P.S. I’m seeking help from any fellow blog owners on transferring this blog over to its own domain. If you can help me, please message me through Facebook or email me at my Yahoo! account (thehealthyadvocate). Your aid in getting this blog up and running will be greatly appreciated, and I will definitely give you credit for the help! Thank you. – Brandon

Raw, Vegan Chocolate Ice Cream: Part I

Homemade, Vegan Raw Ice Cream

This recipe is part of Penny Wise Platter Thursday over at The Nourishing Gourmet

This raw, vegan  ice cream recipe was my go-to summer concotion this year, inspired by the recipes of the raw food diet. I’m not 100% raw (although I am about 85-90% these days), but I enjoyed this vegan dessert very much when I was still doing sweets.

Right now I’m enjoying my raw green smoothies about 3-4 times a week. This provides sweetness. However I am still drinking my tea unsweet and not indulging in any sweet desserts. I’m only “breaking” my rule on my green smoothies to get more raw greens in my body. I will cut down , though, and start making large salads for lunch and dinner to get the same amount of raw vegetables without the sweet taste.

For those who like to enjoy their sweets moderately, then this vegan ice cream is for you. I still want to work it out so that it is *perfect*, but so far, it’s still good. You can use carob instead of the cocoa, if you desire, to have that malty, chocoalty taste without the caffeine or oxaletes presented in the cocoa. This ice cream recipe is nutritious and satisfying. Make it for yourself and find out.

Raw Chocolate Ice Cream Recipe

1 cup homemade coconut milk
1/2 cup almond milk
1/4 tsp. Guar Gum (vegan version) OR 1 Organic Egg Yolk
1 tsp. Vanilla Extract

2 tsp. chia seeds, soaked in 1/4 cup water
2 TBSP. cocoa or carob powder
1 Medium avocado
1 small banana
1/8-1/4 tsp. pure stevia extract
1/8 cup xylitol or coconut sugar
1-2 tbsp. raw honey (if omitting, increase xylitol/coconut sugar to 1/4 cup, or to desired sweeteness)
100% dark chocolate bar, broken into chunks (optional)

Blend coconut milk, almond milk, guar gum or egg yolk and vanilla together for about 20 seconds in blender. Add chia seeds and blend well until seeds are broken down and mixture is emulsified.

Add cocoa powder, avocado, banana and sweeteners. Blend on high speed for 30 seconds or more to make sure everything is well blended and broken down.
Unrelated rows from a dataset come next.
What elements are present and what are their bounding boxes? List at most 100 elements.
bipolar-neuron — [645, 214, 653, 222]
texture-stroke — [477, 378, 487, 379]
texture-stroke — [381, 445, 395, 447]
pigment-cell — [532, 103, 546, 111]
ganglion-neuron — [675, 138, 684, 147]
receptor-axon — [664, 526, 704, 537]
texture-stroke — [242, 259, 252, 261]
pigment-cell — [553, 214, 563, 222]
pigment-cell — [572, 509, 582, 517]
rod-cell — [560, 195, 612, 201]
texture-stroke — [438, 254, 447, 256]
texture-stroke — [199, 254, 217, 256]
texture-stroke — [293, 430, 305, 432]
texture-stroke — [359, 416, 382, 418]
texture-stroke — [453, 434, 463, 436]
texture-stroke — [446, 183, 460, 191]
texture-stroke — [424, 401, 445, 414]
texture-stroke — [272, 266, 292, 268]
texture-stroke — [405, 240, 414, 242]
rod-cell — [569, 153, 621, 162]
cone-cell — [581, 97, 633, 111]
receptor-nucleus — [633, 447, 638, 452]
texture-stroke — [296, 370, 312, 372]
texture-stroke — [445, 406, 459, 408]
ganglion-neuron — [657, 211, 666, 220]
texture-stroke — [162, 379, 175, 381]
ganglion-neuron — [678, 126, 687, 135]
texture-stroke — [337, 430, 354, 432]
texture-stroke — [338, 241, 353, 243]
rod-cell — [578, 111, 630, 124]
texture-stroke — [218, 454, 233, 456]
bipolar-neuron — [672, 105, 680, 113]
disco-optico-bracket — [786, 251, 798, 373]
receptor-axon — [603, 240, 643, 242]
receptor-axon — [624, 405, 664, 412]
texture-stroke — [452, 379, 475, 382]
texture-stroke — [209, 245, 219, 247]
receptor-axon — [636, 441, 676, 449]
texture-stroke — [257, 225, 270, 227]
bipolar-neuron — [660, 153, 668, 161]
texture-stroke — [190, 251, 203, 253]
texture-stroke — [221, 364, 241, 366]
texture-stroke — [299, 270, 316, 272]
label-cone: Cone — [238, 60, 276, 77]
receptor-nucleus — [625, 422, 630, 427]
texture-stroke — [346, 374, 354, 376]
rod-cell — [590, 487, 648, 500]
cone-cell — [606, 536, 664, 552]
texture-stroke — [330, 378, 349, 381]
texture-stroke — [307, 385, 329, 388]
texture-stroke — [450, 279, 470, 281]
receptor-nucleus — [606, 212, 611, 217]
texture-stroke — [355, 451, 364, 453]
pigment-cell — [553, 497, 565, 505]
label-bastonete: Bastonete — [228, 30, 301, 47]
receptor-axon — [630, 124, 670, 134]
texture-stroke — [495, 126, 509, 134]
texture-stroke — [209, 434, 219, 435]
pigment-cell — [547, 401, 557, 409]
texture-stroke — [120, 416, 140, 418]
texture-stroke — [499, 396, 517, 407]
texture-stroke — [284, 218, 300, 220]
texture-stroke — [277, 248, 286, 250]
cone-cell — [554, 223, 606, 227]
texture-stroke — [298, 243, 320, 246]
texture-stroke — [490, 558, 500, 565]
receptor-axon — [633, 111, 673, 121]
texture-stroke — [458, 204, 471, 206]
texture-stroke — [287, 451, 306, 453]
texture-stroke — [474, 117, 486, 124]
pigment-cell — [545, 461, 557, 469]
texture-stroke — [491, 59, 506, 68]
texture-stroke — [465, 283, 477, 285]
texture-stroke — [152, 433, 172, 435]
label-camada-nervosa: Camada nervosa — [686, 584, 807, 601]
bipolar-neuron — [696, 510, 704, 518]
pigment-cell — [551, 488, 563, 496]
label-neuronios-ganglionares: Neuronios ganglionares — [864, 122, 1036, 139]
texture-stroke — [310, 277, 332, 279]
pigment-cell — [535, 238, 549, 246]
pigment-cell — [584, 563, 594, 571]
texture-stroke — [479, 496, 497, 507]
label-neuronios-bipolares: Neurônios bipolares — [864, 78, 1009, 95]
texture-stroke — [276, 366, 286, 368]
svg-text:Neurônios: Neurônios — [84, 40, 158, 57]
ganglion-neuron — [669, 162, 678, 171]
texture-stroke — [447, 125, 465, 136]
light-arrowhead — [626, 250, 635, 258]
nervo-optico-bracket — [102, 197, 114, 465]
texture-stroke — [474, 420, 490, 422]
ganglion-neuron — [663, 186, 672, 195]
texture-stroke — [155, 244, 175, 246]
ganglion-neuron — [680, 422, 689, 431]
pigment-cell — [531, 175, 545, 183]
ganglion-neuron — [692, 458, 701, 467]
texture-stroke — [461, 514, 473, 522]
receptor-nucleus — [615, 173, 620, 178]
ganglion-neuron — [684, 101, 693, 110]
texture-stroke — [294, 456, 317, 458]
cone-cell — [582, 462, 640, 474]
Freeze in ice cream maker and make according to manufactures directions. Or, freeze in a plastic container and blend in blender every 2 hours. Thaw for 30 minutes before serving, or until soft. Garnish with cinnamon (to lower blood sugar levels and increase antioxidants) and/or dark chocolate chunks.

I like to blend in cinnamon to this ice cream to help bring down my blood sugar after ingesting the sugar from the banana or the honey (which I rarely add). Experiment with this recipe and see if it works for you. You might need to adjust the sweetness to your level of taste. Test taste it before freezing to make sure.